President Fondow credited the generosity of the people in the district for helping to share the word of God with people across the region.
“Liberia has recovered somewhat from the civil war, but the infrastructure there and from what we have is a world apart,” said President Fondow. “When you look at things there, we are tremendously blessed. To whom much is given, much is required.”
Due to COVID-19, Pastor Kollie wasn’t able to make his annual trip to the United States last year, which he has made every year since 2012. This year Pastor Kollie is attempting to finish his doctoral degree at the Fort Wayne, Ind., seminary. In order to complete his degree, Pastor Kollie needed some additional funding that he hopes to secure during his recent trip to the United States. He arrived in America on Feb. 6 and will be leaving to go back to Africa on April 20.

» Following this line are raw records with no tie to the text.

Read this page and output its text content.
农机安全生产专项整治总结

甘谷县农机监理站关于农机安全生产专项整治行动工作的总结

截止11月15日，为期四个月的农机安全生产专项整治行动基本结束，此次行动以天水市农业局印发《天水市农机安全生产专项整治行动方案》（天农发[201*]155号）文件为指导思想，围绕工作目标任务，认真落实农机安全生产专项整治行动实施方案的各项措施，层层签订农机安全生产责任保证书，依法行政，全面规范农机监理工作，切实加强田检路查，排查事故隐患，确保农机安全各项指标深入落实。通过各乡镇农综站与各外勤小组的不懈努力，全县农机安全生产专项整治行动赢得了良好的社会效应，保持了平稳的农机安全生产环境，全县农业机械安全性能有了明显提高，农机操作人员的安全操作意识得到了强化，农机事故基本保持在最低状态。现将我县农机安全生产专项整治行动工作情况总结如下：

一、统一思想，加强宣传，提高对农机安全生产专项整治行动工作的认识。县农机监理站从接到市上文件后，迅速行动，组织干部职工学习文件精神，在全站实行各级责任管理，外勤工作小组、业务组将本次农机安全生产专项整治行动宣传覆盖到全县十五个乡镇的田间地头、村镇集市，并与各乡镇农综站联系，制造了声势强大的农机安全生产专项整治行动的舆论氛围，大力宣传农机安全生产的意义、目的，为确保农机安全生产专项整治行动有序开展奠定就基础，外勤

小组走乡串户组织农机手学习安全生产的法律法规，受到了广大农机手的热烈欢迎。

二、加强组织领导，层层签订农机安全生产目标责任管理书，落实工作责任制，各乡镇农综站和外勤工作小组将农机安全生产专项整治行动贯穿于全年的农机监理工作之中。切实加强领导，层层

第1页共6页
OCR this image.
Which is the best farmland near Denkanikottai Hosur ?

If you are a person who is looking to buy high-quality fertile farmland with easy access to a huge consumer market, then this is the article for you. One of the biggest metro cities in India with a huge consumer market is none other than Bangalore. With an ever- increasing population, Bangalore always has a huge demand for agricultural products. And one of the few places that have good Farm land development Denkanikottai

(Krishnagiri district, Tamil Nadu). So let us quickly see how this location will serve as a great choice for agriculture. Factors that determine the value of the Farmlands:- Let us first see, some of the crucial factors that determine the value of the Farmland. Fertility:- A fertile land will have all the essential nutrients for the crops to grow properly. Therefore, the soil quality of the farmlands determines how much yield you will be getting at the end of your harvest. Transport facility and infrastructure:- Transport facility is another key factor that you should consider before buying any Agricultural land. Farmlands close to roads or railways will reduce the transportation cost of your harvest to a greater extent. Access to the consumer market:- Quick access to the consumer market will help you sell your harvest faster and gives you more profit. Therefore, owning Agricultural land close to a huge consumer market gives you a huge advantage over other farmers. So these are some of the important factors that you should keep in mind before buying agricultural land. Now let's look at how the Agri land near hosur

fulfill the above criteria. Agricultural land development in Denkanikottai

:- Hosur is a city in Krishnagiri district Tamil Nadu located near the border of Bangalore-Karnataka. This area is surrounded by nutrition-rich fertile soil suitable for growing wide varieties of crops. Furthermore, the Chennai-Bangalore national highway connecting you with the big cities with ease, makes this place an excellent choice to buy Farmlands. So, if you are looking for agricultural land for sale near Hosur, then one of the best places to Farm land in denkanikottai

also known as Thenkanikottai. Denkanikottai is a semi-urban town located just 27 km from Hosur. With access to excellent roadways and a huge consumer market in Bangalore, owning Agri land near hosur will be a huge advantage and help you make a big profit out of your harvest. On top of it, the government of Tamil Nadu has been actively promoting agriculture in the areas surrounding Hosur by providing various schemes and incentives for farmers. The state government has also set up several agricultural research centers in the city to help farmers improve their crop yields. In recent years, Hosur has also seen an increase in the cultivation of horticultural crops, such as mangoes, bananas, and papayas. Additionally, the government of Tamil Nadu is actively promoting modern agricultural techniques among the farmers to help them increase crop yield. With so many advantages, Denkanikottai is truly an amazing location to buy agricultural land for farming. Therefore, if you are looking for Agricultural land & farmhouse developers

His time in America has been spent criss crossing the upper Midwest as he seeks funding for his church back home, his doctoral studies and work he needs to do for his schooling. Despite all of this work, Pastor Kollie has still managed to find time to catch up with President Fondow, the Lutheran Island Camp staff, and several congregations throughout the region.
When he returns to Liberia, Pastor Kollie will continue his ministry at Good Shepherd church in Cotton Tree Liberia. The church membership has ballooned over the years from just 27 members when he arrived in 2002 to several hundred today.